Увидев, что она заспешила, Хэм еще больше разволновался: его худшие опасения подтвердились.
Кэйди заметила на другой стороне улицы компанию мужчин. Она узнала Стоуни Дерна и Сэма Блэкеншипа; Гюнтер Дьюхарт коснулся полей шляпы, завидев ее, но не подошел. У французского ресторана на противоположном углу Ливви Данн и Адель Шитс разговаривали с какой-то третьей дамой; Кэйди могла судить о ней лишь по шляпке да по обтянутой серым платьем спине. Взоры всех трех дам, как, впрочем, и мужчин, были устремлены на выкрашенную в красный цвет, разделенную на балконы галерею, обрамлявшую с двух сторон второй этаж ее салуна.
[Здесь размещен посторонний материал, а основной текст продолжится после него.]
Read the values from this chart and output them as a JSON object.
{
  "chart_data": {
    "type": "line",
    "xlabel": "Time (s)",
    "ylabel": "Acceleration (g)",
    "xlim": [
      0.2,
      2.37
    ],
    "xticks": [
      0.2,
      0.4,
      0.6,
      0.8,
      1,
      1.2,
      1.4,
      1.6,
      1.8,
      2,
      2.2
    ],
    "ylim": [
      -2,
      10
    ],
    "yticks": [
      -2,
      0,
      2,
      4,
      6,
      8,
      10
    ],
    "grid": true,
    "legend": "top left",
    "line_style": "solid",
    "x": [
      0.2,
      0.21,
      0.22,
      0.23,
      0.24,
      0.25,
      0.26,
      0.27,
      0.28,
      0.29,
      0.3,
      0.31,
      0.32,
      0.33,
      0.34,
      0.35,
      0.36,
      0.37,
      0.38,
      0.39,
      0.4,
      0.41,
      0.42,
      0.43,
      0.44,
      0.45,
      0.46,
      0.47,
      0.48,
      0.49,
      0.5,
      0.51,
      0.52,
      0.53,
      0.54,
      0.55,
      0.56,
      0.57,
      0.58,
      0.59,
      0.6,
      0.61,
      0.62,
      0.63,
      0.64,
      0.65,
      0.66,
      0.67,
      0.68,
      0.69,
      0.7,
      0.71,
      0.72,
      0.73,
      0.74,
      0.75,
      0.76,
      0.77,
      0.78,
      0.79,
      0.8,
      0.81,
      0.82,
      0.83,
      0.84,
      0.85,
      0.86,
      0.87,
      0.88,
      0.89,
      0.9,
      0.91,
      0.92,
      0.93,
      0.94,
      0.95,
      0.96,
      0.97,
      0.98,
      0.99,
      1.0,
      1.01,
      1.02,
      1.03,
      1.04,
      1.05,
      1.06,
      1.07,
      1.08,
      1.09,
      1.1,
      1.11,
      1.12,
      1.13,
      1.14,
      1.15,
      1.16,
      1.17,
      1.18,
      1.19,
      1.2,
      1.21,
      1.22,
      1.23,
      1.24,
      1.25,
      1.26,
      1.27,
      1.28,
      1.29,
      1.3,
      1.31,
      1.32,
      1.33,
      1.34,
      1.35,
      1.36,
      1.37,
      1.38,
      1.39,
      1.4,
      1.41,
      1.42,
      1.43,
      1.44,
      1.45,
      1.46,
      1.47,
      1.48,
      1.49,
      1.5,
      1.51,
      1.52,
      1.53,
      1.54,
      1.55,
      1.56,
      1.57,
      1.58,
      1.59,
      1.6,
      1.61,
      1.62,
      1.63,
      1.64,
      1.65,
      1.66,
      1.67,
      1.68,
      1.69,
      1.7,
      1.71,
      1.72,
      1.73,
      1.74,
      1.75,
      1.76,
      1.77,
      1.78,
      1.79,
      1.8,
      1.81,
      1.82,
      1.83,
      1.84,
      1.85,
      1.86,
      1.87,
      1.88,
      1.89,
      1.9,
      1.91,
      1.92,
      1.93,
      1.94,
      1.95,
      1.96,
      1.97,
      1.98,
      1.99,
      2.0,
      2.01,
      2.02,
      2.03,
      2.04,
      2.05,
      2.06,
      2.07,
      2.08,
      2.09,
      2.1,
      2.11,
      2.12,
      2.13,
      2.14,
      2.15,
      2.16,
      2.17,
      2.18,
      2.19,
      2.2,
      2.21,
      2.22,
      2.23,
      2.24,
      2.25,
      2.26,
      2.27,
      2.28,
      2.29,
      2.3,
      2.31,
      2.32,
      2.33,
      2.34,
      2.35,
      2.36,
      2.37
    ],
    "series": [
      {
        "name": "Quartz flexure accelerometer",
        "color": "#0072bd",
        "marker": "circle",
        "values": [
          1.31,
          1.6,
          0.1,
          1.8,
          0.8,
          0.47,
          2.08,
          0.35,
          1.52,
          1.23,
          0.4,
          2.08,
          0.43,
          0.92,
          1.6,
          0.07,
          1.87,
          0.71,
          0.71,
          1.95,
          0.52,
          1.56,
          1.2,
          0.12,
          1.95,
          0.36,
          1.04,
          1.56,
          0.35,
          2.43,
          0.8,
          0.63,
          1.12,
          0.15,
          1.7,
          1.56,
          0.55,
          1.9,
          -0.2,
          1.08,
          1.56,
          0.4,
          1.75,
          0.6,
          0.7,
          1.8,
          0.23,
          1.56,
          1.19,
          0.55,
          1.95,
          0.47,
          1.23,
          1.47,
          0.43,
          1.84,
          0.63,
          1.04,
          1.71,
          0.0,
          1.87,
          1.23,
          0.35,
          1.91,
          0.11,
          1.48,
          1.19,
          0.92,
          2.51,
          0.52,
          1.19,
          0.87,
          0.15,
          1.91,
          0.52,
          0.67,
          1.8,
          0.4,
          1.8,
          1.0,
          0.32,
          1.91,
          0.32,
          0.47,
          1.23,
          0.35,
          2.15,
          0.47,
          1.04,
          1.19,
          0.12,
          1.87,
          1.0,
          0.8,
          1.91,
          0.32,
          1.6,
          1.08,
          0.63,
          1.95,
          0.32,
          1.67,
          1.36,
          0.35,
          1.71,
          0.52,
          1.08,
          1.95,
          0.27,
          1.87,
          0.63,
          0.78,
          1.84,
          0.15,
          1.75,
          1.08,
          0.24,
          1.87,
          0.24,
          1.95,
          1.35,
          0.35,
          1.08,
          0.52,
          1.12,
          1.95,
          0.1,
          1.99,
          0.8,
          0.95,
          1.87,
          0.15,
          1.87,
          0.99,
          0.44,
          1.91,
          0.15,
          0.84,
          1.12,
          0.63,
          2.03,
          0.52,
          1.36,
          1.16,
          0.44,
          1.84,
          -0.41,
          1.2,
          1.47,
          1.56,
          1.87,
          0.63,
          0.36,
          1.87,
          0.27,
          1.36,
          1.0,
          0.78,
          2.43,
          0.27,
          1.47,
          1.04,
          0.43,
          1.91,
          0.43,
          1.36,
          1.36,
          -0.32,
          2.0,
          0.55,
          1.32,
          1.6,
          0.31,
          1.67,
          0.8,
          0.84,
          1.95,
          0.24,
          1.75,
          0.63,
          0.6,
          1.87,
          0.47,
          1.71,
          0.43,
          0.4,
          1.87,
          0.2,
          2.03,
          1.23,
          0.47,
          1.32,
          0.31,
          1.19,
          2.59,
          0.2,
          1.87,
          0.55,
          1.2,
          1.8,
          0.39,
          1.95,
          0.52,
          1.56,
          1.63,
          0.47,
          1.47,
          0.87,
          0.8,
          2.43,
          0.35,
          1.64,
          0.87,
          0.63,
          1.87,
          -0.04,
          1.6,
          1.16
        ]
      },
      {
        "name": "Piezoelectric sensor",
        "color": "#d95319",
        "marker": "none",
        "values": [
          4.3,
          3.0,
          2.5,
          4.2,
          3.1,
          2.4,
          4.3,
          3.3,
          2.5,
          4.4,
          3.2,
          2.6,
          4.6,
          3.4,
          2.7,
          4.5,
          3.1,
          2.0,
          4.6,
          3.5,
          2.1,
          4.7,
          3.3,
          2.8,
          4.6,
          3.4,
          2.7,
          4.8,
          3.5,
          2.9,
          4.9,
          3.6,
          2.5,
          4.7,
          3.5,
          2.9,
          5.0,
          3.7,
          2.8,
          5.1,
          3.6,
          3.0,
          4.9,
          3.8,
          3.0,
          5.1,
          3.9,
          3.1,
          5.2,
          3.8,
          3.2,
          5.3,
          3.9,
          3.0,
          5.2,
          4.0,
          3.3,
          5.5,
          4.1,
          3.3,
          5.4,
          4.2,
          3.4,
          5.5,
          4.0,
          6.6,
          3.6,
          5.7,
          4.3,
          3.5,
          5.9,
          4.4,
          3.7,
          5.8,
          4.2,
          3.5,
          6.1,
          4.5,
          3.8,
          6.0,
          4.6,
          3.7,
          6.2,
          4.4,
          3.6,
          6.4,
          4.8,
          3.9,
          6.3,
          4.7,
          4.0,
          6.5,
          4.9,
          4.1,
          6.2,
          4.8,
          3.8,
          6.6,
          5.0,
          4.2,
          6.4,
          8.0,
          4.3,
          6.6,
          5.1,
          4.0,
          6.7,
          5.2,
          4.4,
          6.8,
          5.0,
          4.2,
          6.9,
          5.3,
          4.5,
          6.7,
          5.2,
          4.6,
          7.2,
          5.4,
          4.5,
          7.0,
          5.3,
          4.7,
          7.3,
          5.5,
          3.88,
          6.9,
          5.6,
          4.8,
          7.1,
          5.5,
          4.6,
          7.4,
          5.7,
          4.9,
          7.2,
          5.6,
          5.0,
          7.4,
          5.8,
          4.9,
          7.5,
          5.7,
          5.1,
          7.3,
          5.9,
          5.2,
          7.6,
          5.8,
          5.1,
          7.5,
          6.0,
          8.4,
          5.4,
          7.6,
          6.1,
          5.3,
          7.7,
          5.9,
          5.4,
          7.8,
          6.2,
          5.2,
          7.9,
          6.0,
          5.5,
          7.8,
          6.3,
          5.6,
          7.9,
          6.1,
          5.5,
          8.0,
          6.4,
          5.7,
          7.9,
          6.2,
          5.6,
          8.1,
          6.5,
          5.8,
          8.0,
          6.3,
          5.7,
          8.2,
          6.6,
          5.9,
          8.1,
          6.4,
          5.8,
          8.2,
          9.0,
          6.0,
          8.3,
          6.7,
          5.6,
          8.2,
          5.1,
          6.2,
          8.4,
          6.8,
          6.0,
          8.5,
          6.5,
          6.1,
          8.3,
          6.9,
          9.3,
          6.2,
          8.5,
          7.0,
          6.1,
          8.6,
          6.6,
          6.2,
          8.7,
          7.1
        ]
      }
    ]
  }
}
На галерее только ветер раскачивал пустые качалки, да черный дрозд хлопал крыльями на перилах.
Кэйди оглянулась на Ливви и Адель: они, приметив ее, живо повернулись к ней спиной. Как всегда. Будь с ними дети, они похватали бы их и поскорее отправили домой, словно Кэйди — страшный серый волк, разевающий пасть на Красную Шапочку. Она вздернула подбородок, показывая всем своим видом, насколько ей на них наплевать. Как раз в эту минуту Леви высунул голову поверх низких вращающихся дверей салуна. Кэйди подхватила юбки и поспешила к нему.
— Мисс Кэйди, — приветствовал ее Леви, придерживая дверь.
Салун оказался почти пуст: только Стэн Моррис играл в покер сам с собой, а у стойки, как обычно, перебранивались уже успевшие набраться Леонард Берг и Джим Танненбаум. Обычно в это время дня по пятницам пивной зал бывал уже наполовину полон, и с каждой минутой дела шли все веселее.
— Я только что видела Хэма, — сказала Кэйди.
— Угу. Я заметил, как он проехал в двуколке.
— Что это, Леви, он болтает о каком-то бандите с «кольтами»?
Бармен погладил себя по затылку, проверяя, не отросла ли щетина. Каждое утро Леви брил голову, и она сияла, как бильярдный шар.
— Сдается мне, что так оно и есть, мисс Кэйди. Говорит, его зовут Голт. Я о нем слыхал, он из плохих парней. На вид страшен. Всех распугал, кроме вот этих, — добавил Леви, кивнув на тройку забулдыг у стойки.